As Little Voice performs in their native habitat, the stage of the Historic Melody Inn, it’s ironic to think that it was right here I once accused them of not even existing.
It was 2003 or thereabouts, the first time I’d met them, in the Mel’s back room right after a show. They were describing their eclectic sound, and right around the time they got to comparisons to Gilbert & Sullivan, samba, bayoun and “sincerity with falsified pretenses,” I said to them, “There’s not really a band, is there? Rob and Dave put you up to this!”
Nope, as it turns out, there very much is a band — though Rob and Dave, who run the Mel, had a lot to do with Little Voice’s growth in the early years. So it’s appropriate to begin the next chapter here, where it all began, celebrating the release of Beautiful Music For Everyone (along with Red Light Driver, The Melismatics and Mason Proper).

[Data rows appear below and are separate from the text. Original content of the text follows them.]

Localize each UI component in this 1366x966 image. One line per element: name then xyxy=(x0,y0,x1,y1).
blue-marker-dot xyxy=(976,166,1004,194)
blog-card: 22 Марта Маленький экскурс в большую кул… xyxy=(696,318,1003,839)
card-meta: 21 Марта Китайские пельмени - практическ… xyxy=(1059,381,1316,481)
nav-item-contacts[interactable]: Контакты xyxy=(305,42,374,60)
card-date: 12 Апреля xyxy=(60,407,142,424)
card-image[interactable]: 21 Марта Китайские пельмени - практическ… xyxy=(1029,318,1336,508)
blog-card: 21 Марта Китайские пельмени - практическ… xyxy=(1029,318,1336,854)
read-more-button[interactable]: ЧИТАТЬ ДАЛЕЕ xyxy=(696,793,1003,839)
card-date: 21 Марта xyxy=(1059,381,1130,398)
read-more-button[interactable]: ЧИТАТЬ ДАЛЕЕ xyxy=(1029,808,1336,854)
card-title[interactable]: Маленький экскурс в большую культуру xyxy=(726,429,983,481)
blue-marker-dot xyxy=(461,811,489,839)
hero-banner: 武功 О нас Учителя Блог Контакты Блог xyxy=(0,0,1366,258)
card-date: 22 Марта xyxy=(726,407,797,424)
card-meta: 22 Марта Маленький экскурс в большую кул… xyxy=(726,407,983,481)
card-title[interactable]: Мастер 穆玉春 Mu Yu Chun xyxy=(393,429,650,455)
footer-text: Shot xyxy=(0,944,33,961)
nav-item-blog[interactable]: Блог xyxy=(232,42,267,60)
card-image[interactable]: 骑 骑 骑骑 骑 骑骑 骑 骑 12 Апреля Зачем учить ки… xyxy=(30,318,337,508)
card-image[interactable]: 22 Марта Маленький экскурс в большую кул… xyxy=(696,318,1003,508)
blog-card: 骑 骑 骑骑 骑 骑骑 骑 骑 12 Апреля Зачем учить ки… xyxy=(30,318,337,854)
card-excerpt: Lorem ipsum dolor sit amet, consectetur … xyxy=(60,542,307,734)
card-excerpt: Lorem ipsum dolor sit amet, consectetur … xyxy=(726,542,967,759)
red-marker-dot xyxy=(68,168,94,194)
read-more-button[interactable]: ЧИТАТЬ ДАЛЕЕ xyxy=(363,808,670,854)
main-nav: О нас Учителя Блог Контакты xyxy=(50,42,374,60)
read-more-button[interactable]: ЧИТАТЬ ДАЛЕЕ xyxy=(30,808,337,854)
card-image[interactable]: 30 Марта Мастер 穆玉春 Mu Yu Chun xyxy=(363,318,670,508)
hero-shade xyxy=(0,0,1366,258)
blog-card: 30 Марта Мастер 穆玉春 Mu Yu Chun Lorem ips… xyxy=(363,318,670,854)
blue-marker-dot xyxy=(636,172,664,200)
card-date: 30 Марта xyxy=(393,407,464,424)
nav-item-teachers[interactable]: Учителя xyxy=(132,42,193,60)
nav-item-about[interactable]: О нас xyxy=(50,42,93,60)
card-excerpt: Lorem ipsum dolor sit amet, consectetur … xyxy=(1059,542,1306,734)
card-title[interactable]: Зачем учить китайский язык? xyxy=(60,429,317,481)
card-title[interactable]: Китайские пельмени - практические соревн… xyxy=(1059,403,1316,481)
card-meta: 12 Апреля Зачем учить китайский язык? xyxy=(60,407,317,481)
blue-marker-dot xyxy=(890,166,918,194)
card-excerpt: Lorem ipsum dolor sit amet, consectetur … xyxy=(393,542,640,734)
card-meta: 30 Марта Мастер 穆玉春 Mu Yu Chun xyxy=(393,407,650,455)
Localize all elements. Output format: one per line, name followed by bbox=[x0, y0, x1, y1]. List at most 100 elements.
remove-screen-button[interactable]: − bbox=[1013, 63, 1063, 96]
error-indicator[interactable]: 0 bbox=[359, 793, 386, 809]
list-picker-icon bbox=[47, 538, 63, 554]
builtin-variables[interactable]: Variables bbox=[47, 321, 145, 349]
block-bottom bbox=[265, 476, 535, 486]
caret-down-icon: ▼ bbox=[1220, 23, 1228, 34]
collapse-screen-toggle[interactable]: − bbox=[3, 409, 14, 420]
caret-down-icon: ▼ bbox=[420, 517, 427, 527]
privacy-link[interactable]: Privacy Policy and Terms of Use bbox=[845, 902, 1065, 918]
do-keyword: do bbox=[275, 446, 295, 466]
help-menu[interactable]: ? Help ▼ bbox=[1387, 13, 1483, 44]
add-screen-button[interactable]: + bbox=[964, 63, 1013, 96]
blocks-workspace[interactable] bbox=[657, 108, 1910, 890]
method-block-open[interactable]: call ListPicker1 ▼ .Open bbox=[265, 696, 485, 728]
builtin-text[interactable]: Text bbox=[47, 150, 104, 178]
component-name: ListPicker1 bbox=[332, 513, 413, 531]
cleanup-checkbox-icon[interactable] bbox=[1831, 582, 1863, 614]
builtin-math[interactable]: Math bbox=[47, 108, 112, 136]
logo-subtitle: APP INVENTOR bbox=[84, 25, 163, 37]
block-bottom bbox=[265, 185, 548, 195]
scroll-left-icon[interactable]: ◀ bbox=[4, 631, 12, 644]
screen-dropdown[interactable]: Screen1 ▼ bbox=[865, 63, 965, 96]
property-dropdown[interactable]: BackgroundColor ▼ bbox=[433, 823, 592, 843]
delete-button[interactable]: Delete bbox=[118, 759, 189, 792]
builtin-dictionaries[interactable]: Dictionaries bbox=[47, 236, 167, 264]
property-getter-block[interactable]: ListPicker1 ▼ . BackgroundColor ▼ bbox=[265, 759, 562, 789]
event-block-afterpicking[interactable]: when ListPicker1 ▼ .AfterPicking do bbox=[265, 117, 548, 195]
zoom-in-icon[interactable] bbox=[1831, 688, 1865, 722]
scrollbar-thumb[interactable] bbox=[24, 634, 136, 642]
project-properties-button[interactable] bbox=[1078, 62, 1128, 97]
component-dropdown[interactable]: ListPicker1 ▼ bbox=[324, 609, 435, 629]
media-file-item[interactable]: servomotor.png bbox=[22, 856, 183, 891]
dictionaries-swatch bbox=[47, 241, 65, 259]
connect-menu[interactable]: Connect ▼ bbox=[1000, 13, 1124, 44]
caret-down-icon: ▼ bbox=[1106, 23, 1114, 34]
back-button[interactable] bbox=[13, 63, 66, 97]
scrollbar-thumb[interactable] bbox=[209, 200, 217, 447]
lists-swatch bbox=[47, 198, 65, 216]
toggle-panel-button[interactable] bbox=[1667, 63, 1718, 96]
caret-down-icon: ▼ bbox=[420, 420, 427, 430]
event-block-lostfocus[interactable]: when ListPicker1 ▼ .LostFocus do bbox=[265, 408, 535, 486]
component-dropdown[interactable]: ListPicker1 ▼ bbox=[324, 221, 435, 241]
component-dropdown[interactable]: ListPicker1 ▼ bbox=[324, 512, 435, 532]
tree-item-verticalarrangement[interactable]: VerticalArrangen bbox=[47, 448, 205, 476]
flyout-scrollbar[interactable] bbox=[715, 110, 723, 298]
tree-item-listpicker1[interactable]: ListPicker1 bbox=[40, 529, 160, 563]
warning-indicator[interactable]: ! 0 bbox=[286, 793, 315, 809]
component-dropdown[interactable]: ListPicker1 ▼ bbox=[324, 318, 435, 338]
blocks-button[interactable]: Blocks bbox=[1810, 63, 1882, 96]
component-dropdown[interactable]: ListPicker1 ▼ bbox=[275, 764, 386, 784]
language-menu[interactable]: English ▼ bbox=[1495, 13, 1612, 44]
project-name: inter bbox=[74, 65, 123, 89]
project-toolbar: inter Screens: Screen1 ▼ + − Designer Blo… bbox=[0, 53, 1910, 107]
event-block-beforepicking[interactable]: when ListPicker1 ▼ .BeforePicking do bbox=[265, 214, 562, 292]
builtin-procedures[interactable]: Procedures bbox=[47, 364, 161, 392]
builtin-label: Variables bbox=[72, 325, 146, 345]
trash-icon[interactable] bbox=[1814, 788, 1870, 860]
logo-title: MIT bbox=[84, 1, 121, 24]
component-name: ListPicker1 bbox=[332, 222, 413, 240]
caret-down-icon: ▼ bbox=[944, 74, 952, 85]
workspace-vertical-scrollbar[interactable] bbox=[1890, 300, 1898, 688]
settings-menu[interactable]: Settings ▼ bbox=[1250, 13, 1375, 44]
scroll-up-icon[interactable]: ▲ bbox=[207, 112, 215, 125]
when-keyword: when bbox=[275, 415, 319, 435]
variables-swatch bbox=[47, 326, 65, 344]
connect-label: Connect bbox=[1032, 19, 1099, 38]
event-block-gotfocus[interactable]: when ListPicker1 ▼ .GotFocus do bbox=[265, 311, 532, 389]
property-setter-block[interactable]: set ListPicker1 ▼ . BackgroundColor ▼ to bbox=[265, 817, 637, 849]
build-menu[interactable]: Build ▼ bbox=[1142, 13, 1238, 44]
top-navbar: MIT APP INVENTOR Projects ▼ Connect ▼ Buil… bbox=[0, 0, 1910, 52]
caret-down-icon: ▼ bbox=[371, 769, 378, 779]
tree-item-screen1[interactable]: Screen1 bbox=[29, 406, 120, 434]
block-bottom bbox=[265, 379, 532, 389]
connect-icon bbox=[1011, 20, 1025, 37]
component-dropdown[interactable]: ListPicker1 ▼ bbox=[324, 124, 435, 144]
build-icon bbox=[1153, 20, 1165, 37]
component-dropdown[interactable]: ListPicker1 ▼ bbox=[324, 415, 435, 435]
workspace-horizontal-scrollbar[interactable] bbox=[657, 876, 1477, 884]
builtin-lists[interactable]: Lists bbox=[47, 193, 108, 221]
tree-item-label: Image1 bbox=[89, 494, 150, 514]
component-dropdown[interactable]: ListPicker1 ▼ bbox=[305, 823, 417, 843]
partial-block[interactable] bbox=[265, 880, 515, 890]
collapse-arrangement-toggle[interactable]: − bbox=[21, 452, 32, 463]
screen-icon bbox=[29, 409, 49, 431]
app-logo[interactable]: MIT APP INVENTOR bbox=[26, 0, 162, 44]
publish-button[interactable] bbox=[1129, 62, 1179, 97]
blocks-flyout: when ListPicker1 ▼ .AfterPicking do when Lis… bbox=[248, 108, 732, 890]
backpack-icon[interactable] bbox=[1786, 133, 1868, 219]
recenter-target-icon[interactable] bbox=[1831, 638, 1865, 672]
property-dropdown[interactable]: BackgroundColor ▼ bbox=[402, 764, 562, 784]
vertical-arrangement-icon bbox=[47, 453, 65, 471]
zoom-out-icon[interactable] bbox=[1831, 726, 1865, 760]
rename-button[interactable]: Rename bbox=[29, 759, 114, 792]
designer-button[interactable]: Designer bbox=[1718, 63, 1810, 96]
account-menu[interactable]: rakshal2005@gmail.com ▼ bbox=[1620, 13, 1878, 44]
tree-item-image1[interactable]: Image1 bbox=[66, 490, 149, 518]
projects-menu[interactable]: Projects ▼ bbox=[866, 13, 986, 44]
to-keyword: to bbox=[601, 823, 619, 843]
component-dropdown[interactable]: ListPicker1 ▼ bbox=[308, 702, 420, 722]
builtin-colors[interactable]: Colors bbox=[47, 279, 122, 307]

Singer/guitarist Erika Thomas’ sound is big, brassy and room-filling. Sharp staccato words punctuate long howls, backed by the band’s remarkable texture and ability to draw its strength and layers from only three musicians.
They’re a difficult group to quantify; it’s like the singer-songwriters who often pass through coffeehouses, except instead of just a person and an acoustic guitar, it’s a whole band, but with a certain isolation and weariness to Thomas’ voice, alone in the wilderness.
And we can’t go without mentioning Mike Rittenhouse’s extraordinary string work and broad range — straight up indie rock in one song, grand wah-wah sounds right out of 1970s underground film soundtracks on the next, and long trippy takes that make your head feel fuzzy after a while.
Meanwhile, Lori Davis (the one who once made the bayoun/samba comparison) lives up to it, displaying an ability to shift beats and rhythms up and down the scale and make your head spin right along with it — sonic tipsiness.
When she’s singing, Thomas has a sly, sultry half-smile, like she knows something you don’t. That’s Little Voice in a nutshell.